メテオラとニコラスはいつも一緒に森の小道を歩いて魔法学校まで登校している。なぜならニコラスもメテオラと同じように、空が飛べない落ちこぼれ魔法使いだったからだ。
それに加えてメテオラはマグお姉ちゃんという天才魔法使いが保護者なのに、そしてニコラスは魔法使いのエリートの家系である黄金の民であったのに、二人は同じように空を飛ぶことができない落ちこぼれだったというよく似た境遇を持っていた。それが二人の仲をより深いものにしてくれた。

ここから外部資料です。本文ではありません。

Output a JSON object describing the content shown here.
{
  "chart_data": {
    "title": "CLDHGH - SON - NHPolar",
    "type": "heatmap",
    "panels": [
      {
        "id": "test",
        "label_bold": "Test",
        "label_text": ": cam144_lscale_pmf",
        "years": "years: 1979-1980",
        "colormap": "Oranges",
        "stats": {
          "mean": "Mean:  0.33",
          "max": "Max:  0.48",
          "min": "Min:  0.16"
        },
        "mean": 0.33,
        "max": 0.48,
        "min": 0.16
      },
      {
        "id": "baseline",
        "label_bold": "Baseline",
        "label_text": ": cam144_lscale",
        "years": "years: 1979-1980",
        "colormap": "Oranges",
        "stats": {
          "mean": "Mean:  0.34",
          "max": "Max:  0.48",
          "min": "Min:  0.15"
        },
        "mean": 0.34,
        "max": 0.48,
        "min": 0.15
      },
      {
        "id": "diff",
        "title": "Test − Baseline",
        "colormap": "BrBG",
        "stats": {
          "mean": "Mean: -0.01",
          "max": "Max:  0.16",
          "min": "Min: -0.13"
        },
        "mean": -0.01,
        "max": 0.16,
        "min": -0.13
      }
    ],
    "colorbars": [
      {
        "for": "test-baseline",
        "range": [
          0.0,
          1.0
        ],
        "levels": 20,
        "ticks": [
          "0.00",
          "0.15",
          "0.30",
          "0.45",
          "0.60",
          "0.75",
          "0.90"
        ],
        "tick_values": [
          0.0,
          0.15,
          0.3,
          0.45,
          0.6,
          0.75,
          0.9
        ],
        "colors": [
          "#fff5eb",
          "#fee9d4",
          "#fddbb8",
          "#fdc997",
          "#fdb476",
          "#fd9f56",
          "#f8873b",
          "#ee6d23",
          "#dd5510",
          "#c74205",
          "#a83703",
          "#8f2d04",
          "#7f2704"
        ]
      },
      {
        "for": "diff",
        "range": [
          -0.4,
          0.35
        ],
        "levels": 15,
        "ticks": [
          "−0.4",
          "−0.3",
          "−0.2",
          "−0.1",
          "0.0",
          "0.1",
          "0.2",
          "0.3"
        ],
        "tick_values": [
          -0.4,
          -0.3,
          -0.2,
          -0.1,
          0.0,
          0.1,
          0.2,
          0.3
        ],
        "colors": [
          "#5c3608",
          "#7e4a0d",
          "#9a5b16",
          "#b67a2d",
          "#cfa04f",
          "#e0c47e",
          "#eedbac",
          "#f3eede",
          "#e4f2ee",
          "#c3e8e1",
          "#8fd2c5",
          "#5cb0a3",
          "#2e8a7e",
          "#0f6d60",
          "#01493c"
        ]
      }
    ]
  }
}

二人は魔法学校で毎日ずっと一緒に行動していたし、それは登下校のときも同じだった。
メテオラとニコラスは森の小道の途中にある大きな岩の分かれ道のところで合流して、魔法学校まで一緒に登校しようと約束しているのだけど、今日はその約束の場所をすっ飛ばしてきてしまったので、どこかでニコラスのことを待とうとメテオラは考えていた。だけどどうやらニコラスのほうが先にメテオラを見つけてくれたようだった。